O general-de-brigada aceitou. Um passageiro a mais não haveria de fatigar o gigantesco animal.
Mantimentos foram comprados em Kholby. Sir Francis Cromarty ocupou lugar num dos cestos; Phileas Fogg, no outro. Chavemestra escarranchou-se sobre a gualdrapa, entre o seu amo e o general-de-brigada. O parse encarapitou-se no pescoço do elefante, e, às nove horas, o animal, deixando o povoado, embrenhou-se pelo caminho mais curto na copada floresta de palmeiras.
XII
Quando Phileas Fogg e seus companheiros
aventuraram-se pelas florestas da Índia,
e o que sobreveio.
O guia, a fim de encurtar a distância a ser percorrida, deixou à sua direita o traçado da ferrovia, cujos trabalhos achavam-se em fase de execução. Esse traçado, ao qual muito se opunham as caprichosas ramificações dos montes Vindhias, não seguia o caminho mais curto, que Phileas Fogg tinha interesse em adotar. O parse, bem familiarizado com as estradas e veredas da região, pretendia ganhar uma vintena de milhas cortando caminho pela floresta, e confiança lhe foi feita.

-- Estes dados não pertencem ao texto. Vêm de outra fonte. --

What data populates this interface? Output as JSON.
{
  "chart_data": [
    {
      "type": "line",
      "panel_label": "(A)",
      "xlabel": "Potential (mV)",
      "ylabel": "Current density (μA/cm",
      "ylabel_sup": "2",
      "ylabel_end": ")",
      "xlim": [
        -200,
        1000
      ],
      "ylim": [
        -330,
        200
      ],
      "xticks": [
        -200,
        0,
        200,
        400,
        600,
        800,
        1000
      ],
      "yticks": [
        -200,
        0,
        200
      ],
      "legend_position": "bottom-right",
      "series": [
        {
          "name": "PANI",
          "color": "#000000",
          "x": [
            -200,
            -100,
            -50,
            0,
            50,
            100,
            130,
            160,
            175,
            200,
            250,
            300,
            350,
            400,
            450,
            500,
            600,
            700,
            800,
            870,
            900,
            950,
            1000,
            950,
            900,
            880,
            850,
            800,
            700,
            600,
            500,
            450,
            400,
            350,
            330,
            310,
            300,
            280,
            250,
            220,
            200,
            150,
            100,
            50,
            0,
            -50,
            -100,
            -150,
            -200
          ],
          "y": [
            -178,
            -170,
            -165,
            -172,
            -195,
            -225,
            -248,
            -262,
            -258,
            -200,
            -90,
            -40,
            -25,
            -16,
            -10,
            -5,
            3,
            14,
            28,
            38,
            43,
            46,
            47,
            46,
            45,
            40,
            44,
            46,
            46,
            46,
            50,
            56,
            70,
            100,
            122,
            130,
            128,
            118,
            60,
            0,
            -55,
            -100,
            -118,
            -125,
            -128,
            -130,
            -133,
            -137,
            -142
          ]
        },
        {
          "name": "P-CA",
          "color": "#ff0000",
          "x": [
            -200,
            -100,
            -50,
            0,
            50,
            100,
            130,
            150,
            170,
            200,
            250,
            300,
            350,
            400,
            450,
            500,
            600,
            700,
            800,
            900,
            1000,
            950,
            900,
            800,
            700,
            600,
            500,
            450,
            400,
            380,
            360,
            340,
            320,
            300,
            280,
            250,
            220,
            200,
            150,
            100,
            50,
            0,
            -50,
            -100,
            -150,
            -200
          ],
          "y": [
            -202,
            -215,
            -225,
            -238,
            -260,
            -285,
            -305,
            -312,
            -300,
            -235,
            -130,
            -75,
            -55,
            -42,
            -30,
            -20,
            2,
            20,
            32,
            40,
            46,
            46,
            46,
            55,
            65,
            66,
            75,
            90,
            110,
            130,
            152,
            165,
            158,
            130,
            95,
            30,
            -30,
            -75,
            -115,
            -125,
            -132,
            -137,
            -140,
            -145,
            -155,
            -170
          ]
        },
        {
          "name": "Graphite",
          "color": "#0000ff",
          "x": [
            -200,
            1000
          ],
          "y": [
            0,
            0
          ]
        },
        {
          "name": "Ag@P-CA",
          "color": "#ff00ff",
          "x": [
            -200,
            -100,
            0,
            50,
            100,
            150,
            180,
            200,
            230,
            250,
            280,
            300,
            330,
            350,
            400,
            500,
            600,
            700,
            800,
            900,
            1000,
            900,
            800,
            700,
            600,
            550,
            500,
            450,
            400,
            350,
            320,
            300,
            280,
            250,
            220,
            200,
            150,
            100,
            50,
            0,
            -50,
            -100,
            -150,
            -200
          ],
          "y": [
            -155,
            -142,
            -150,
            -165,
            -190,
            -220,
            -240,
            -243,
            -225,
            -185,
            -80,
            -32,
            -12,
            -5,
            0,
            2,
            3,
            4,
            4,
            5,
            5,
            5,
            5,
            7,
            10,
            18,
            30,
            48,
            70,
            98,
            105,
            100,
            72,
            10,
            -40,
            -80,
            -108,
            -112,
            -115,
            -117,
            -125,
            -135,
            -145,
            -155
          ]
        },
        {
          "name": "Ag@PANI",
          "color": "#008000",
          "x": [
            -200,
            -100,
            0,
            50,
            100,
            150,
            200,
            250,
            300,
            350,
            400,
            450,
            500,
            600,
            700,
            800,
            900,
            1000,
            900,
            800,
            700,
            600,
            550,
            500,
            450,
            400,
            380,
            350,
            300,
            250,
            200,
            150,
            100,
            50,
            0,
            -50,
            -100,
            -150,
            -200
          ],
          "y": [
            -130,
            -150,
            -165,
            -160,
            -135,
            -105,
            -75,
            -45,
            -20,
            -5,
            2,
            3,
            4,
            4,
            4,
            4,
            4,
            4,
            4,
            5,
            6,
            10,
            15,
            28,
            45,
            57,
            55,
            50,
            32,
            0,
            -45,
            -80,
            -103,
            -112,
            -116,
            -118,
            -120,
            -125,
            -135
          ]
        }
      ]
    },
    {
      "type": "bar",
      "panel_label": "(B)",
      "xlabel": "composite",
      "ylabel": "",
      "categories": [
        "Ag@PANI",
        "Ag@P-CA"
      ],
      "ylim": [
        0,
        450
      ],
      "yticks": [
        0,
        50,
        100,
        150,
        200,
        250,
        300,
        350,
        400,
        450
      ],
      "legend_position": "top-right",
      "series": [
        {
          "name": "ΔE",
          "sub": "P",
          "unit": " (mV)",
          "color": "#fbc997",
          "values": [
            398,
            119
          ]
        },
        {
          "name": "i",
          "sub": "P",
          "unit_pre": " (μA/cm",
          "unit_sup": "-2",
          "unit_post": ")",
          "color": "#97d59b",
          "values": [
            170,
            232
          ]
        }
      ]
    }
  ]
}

Phileas Fogg e Sir Francis Cromarty, até o pescoço dentro dos seus cestos, eram sacudidos pelo trote rijo do elefante, ao qual o mahout imprimia uma alta velocidade. Mas eles suportavam a situação com a mais britânica das fleumas, conversando pouco, aliás, e mal se vendo mutuamente.
Quanto a Chavemestra, postado sobre o dorso do animal e diretamente submetido a todos os ricochetes, ele, por uma recomendação do seu amo, abstinha-se cautelosamente de abrir a boca, antes que o mandassem fechá-la. O bom homem, ora lançado sobre o pescoço do elefante, ora rechaçado sobre a garupa, fazia acrobacias como um palhaço sobre o trampolim. Mas ele divertia-se, ele ria enquanto saltava como uma carpa, e, de tempos em tempos, tirava de sua sacola um bocado de açúcar, que o inteligente Kiouni apanhava com a extremidade da tromba, sem por um instante interromper o seu trote normal e uniforme.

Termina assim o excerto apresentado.